With the number of COVID-19 cases reaching 115 in Minnesota, 15,219 nationally, and 259,314 globally, executive orders continue to pour in and medical supply production ramps up.
To date, Gov. Tim Walz has signed 12 executive orders, three of which were signed Friday. Price gouging is now prohibited during the state of emergency, under Executive Order 20-10. The order came in response to reports of essential goods being sold at excessive prices. Unlike most states, Minnesota doesn’t typically have a statute against price gouging.
At a press conference on Friday afternoon, Walz said he’d heard reports of hand sanitizer being sold for as much as $60 a bottle.
The other two executive orders focus on continuing essential state services, including those provided by the Minnesota Department of Human Services. One order allows state agencies to waive federal requirements to ensure they continue providing services. At the same time, MNsure on March 23 will open a special enrollment period to uninsured Minnesotans starting.
On Wednesday, Walz issued another order to close salons, barber shops, tattoo parlors, spas, and similar establishments, following Tuesday’s closure of bars and restaurants.
And countless other businesses are closing their doors, even without an explicit executive order.
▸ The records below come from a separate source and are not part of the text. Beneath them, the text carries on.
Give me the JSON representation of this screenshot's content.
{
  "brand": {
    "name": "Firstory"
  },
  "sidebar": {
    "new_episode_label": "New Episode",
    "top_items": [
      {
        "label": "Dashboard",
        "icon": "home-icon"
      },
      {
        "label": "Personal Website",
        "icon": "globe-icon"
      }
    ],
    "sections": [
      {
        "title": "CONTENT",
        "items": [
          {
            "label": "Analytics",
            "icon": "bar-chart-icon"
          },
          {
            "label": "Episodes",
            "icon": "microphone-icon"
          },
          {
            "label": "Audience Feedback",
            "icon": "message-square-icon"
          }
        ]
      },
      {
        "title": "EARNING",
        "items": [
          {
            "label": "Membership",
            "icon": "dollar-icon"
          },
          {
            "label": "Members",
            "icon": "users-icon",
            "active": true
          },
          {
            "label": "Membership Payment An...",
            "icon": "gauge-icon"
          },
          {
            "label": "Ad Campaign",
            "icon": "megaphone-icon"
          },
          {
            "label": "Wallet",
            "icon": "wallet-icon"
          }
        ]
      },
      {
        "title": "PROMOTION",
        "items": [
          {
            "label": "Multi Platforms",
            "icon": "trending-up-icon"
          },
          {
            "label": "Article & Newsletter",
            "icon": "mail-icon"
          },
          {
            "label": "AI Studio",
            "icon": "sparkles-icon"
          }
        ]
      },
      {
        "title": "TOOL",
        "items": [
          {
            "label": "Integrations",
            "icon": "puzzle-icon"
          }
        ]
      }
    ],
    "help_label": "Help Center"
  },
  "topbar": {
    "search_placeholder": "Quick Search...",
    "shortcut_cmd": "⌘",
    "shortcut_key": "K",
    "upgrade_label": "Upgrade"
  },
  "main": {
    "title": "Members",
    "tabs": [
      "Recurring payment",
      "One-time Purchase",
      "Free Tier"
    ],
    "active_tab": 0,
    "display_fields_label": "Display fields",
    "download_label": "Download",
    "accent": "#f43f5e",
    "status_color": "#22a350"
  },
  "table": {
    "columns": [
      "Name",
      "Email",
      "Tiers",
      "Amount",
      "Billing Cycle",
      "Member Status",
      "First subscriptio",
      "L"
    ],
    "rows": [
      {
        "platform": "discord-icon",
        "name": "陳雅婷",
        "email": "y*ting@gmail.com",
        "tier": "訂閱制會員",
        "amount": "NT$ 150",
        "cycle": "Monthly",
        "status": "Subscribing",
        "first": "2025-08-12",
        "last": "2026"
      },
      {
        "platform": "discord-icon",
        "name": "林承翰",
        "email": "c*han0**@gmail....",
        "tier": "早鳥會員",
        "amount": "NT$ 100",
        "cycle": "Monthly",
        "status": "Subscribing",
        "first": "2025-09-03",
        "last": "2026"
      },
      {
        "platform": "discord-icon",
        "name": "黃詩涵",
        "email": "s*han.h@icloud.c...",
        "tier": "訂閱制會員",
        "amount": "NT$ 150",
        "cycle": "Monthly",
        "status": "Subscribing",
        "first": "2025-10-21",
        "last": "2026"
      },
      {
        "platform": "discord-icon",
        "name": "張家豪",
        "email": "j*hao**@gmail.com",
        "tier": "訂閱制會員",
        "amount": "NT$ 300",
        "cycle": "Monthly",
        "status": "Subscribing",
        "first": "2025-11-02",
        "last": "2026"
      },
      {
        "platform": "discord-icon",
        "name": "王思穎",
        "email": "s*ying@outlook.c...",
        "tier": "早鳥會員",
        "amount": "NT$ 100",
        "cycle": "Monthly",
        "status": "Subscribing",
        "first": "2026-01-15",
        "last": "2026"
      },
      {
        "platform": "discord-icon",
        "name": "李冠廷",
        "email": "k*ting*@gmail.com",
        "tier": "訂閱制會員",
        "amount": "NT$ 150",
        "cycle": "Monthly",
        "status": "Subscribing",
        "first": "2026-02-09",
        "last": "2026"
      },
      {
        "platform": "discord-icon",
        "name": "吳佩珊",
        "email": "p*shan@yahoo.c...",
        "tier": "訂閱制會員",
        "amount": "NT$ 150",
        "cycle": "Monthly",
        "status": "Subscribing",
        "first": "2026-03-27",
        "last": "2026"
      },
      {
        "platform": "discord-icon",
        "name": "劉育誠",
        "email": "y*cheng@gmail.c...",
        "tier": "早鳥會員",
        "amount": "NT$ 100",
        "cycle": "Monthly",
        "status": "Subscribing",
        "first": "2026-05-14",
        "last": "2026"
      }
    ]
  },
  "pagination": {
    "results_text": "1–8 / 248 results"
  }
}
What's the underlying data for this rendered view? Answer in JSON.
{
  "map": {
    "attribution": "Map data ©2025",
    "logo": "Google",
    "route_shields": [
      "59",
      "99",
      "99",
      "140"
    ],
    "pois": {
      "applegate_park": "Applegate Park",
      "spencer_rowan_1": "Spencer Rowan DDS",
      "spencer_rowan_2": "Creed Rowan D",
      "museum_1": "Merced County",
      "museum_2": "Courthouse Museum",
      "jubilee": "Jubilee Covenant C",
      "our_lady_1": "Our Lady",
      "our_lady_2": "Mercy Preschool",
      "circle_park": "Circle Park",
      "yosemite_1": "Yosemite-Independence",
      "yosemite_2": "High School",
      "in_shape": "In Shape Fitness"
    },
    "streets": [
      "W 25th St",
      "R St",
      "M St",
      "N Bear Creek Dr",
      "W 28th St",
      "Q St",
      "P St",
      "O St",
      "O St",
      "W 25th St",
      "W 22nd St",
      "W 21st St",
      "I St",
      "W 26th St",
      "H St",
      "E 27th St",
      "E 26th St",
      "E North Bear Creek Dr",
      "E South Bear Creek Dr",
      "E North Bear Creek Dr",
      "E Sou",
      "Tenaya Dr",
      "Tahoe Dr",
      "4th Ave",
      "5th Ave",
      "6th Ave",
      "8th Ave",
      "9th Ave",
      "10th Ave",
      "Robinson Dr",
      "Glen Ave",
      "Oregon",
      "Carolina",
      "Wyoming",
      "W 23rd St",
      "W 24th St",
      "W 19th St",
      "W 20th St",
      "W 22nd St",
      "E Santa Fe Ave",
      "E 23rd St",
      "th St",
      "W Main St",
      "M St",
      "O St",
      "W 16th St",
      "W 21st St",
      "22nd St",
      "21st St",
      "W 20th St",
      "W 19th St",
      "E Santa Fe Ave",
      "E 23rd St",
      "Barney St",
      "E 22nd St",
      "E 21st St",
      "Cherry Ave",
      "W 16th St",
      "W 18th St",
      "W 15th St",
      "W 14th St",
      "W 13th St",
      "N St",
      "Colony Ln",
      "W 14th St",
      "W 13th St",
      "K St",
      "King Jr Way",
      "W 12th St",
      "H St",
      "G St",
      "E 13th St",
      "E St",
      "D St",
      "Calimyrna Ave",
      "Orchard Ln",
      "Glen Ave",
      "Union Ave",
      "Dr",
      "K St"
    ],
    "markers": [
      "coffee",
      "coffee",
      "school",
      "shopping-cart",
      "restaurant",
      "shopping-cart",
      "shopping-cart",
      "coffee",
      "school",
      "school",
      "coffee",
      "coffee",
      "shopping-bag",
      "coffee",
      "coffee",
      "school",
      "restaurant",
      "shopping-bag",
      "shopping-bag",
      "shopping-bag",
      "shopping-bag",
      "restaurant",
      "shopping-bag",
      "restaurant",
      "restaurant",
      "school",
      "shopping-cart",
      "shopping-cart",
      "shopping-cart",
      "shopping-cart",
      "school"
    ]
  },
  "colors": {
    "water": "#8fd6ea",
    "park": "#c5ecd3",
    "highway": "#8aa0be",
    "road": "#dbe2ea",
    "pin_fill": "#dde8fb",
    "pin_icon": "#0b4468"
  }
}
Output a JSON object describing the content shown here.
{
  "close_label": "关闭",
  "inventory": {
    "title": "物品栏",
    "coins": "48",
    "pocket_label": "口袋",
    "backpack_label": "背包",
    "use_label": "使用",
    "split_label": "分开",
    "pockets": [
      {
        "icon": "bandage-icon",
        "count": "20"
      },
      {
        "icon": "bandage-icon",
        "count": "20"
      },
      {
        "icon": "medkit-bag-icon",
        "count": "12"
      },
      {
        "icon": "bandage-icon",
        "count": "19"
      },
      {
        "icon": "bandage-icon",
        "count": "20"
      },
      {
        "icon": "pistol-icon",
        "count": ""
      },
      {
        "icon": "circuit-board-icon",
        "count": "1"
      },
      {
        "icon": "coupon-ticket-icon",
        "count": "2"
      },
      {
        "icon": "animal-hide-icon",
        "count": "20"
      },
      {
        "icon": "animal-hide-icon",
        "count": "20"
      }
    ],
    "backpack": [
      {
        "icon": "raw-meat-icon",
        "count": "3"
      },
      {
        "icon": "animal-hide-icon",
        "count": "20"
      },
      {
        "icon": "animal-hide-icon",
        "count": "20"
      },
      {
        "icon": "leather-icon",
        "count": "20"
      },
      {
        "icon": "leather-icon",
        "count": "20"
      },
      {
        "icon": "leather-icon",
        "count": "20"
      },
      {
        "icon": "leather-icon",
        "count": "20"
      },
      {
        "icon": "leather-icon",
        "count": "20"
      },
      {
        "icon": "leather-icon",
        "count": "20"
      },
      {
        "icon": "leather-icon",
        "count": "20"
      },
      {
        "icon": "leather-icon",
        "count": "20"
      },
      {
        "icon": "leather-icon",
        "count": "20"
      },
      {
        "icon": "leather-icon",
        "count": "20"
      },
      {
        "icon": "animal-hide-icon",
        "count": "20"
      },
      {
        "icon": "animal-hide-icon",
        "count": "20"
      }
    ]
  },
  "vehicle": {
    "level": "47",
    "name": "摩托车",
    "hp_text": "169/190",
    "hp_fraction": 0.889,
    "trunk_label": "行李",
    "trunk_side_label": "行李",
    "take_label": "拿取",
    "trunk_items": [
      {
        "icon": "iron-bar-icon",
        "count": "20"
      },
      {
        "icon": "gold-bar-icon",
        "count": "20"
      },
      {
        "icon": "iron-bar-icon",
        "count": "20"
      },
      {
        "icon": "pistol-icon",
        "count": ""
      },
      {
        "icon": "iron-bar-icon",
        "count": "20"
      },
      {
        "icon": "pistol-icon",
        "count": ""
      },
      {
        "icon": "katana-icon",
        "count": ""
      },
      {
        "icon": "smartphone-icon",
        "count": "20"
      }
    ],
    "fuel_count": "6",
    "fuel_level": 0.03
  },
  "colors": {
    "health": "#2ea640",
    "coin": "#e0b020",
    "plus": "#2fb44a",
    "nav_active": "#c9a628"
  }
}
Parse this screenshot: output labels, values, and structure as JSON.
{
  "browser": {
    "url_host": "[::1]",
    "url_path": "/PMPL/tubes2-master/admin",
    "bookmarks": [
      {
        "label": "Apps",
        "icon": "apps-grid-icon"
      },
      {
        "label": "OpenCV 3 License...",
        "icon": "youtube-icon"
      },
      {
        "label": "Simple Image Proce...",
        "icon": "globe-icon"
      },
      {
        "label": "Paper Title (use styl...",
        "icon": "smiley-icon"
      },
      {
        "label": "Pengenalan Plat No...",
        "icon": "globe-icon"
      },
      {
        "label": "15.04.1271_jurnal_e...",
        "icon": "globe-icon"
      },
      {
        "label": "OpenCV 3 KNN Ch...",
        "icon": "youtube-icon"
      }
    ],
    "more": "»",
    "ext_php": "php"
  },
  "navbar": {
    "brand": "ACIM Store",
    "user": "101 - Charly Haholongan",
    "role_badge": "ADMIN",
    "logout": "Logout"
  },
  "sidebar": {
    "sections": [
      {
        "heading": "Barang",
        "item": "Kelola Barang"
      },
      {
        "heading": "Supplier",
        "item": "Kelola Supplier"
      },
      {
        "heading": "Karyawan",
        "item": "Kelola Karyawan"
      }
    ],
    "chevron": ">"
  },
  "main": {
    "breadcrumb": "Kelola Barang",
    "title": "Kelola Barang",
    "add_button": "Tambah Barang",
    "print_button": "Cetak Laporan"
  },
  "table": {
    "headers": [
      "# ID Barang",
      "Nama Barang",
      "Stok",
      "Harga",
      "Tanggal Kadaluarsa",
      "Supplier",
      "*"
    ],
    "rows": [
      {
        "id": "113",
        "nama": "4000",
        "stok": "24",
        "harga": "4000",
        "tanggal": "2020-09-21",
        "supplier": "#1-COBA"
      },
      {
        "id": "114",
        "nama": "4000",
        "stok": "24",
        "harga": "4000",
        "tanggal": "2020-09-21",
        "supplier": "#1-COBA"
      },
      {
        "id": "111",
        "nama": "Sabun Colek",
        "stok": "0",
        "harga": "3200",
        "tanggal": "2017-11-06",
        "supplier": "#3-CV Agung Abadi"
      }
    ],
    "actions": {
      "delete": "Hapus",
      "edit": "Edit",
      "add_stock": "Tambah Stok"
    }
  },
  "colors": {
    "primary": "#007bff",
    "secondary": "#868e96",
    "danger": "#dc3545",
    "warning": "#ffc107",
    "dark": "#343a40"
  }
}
Galleria shuttered on Thursday, while Carousel Motor Group stores and jeweler JB Hubson closed Friday.
This week, applications for unemployment benefits reached nearly 100,000.
The state’s medical system, meanwhile, is gearing up for an influx of COVID-19 cases. In response to another executive order, all Minnesota hospitals, clinics, and health systems are postponing elective surgeries and nonessential procedures, the Minnesota Hospital Association announced Thursday. Impacted patients will be contacted by their health care provider, said MHA president and CEO Dr. Rahul Koranne in a press release.
“While this is a difficult decision for the hospital and health system community, it is the right thing to do in order to protect our patients and preserve supplies, equipment and staffing for the most urgent and time-sensitive patient needs. We need to make sure we can protect our front-line care teams with supplies and prepare for the inevitable surge of COVID-19 patients,” Koranne said.
The financial implications of the pandemic still haven’t come into full view, but initial impressions look dire. Since the start of global virus, the stock market has plummeted by about 35 percent, with the Dow dropping 925 points on Friday, marking the worst week since the 2008 financial crisis.
But Minnesota’s Fortune 500 companies are doing what they can to respond to high demand for medical supplies. 3M has doubled its global production of respirators, amounting to nearly 100 million respirators a month. The Maplewood-based company also is looking to expand its global capacity by over 30 percent within the next year.
“3M is working with governments, medical officials, customers and distributors around the world to help get supplies where they are needed most,” the company said in a statement.
The recently enacted U.S PREP Act expansion means the government assumes liability for certain products, which has allowed 3M to increase its manufacturing of standard and surgical respirators.
3M also noted that it has not changed its prices for respirators due to COVID-19, and condemned unethical, exploitative actions profiteering off the pandemic.
“3M is receiving increasing reports of fraudulent and counterfeiting activities involving 3M products,” the company said.
Medtronic, which is based in Ireland but has operational headquarters in Fridley, has increased its ventilator production by over 40 percent, the company announced Wednesday. The respirators are key life-saving devices for COVID-19 infections, as they help patients who struggle to breathe effectively. The medtech company’s increase in output follows ramped-up manufacturing efforts, additional shifts, and increased staffing.
“Medtronic recognizes the demand for ventilators in this environment has far outstripped supply,” the executive vice president and president of the Minimally Invasive Therapies Group at Medtronic, Bob White, said in a press release. “No single company will be able to fill the current demands of global healthcare systems.”
As shelves are being restocked after waves of panic-buying, Land O’Lakes president and CEO Beth Ford has reiterated the company’s confidence in the nation’s food supply.
"One of the pillars of our national security is our safe and affordable food supply," Ford said in an interview on CNN. "This isn’t about whether we have goods available. This is a distribution challenge right now."
The company is coordinating with retailers and government agencies to get food moving to where it needs to go, she said.
“Food is available. Farmers are getting into the fields, we are moving goods, milk production is strong, we are coordinating across the sector, so it is not an availability issue right now,” Ford said.
Target also says it’s investing more than $300 million in its frontline employees, the company announced Friday. This comes by way of increased hourly pay, bonuses to team leads, and access to paid leave for its vulnerable workers.
“The commitments we’re making today will provide additional resources for our most valuable asset—our team, their families and the communities impacted by the coronavirus,” Target CEO Brian Cornell said in a news release.
In addition, Target and the Target Foundation have contributed $1 million to the Target Team Member Earning Fund and $9 million to assist organizations responding to the virus.